The pandemic closures have put these explorations on pause. But in the second year of the pandemic, Herskovits felt the urge to return to those stories, combining what the company had already created with new material, adding stories and personal stories from other traditions as well. This was nine hours of “One Night”. For some performances, the company splits the material into two nights; at other times they perform until midnight in the afternoon. Several performances last from dusk until dawn.
“This is the dream,” Herskovits said of their show tonight. “That’s what Scheherazade does.”
This, of course, is a challenge for the players. When Vaughn Merchant first experienced the night performance during a dress rehearsal, he found it exhausting. “Oh, that was like a difficult thing,” he said. But it’s gotten easier since then. Now, he said, the hours fly by.
Al Chab agreed. “You finally feel tired,” he said, “but you feel a sense of liberation, a sense of joy that you’ve accomplished it.”

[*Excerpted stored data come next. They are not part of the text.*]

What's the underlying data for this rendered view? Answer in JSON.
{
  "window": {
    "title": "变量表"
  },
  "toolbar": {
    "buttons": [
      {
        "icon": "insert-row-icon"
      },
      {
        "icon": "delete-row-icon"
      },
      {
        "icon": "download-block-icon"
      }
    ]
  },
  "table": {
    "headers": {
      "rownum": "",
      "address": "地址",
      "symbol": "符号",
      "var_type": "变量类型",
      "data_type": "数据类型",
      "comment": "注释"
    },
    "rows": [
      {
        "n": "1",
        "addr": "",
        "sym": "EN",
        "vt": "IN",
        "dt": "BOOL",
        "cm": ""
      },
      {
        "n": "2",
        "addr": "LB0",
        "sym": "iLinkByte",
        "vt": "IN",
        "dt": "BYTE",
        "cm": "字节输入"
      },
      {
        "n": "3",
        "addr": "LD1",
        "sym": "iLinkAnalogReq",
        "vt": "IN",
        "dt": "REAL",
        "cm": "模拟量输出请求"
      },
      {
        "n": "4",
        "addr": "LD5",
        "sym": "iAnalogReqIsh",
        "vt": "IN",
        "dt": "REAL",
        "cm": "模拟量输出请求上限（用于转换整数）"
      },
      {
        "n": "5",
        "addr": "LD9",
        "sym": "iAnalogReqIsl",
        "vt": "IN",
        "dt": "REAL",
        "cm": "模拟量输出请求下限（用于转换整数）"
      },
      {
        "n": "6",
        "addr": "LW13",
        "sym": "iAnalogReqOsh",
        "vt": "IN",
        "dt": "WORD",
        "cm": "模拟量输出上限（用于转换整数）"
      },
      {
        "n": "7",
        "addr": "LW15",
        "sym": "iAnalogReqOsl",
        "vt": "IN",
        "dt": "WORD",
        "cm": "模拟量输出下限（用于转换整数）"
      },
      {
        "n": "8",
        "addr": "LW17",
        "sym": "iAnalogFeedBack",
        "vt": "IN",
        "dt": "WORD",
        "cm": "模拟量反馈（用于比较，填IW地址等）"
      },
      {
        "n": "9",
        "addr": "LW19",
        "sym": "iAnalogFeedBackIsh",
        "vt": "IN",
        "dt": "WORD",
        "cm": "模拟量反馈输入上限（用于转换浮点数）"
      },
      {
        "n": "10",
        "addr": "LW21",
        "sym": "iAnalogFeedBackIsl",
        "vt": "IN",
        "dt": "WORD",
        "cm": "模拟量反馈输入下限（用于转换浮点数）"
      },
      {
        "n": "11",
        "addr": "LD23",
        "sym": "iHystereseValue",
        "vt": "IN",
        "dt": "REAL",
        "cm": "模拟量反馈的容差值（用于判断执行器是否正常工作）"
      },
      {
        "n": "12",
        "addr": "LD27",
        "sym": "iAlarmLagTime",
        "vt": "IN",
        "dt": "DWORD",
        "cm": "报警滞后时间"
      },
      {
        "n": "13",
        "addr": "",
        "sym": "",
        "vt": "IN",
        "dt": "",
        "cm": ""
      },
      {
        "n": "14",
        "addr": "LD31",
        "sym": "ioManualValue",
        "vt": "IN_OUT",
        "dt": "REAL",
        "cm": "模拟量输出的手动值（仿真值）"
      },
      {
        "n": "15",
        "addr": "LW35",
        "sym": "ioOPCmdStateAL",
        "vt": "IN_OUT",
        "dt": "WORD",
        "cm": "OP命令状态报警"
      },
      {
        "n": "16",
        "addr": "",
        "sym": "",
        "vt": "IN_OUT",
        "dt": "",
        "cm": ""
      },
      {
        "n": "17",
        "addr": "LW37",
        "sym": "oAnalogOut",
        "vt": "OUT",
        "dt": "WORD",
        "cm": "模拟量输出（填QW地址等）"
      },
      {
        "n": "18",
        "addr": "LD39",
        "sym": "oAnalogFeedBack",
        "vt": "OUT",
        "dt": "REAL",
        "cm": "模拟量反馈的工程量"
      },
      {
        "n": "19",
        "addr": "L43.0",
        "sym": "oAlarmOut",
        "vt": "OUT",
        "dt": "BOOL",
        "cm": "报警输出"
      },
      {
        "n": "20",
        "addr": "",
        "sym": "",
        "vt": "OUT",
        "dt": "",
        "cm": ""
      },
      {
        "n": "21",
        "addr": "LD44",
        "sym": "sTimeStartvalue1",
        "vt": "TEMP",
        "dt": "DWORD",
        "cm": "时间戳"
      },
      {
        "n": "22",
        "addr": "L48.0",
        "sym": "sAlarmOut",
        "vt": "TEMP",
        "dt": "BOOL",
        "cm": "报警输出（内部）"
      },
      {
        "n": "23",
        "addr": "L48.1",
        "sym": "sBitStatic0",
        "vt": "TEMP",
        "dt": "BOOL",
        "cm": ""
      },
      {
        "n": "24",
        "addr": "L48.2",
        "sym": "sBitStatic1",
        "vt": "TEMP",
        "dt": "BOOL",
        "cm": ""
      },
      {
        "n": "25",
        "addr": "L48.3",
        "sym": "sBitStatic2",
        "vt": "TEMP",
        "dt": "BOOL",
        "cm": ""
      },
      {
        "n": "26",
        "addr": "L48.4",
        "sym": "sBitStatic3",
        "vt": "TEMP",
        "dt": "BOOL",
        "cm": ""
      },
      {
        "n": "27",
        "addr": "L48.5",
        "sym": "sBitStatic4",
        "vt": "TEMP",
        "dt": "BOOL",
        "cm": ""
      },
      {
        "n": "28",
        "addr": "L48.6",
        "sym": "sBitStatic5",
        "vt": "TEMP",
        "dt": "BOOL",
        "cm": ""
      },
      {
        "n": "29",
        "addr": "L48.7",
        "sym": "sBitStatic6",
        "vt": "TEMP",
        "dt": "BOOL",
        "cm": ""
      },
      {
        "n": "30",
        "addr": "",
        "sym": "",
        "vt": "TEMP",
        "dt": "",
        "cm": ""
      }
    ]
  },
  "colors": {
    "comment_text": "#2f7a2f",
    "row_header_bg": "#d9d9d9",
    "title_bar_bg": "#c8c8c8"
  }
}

Herskovits also wants freedom and joy for the audience. That explains the meal as well as Carolyn Mraz’s cozy suite filled with comfy couches, poufs, and poufs. Breaks are encouraged. If someone falls asleep, that’s okay too.
“This might even be great,” said Herskovits. “It’s like you’re a little kid, someone is telling you a story. That would be nice.”
On a rainy Saturday, I stopped at an afternoon-to-night show and settled into the buttercup sofa with a cup of herbal tea. An actress (Kate Budney, originally a stagehand, played playfully in place of an absent actress) stopped by and told a small group of us the biblical story of Esther. The room was then re-arranged for the doorman and the three ladies of Baghdad, derived from the “One Thousand and One Nights” with other stories such as dogs, a dervish, a caliph’s son beating his wife.
The room was reset again for the story of seven Sindbad journeys where tofu bowls were served (delicious!). The actors then took to the stage at the far end of the room to discuss how Scheherazade, who had given birth to King Shahriar three children and entertained him for 1,001 nights, finally won his pardon. (This means she will stay married to a rapist and a serial killer. Happy endings are weird.)
“And this is the end and end of their story,” one performer said with a lively ending.
But of course it wasn’t. It was just after 7:00 pm. There were four more hours until the show was over.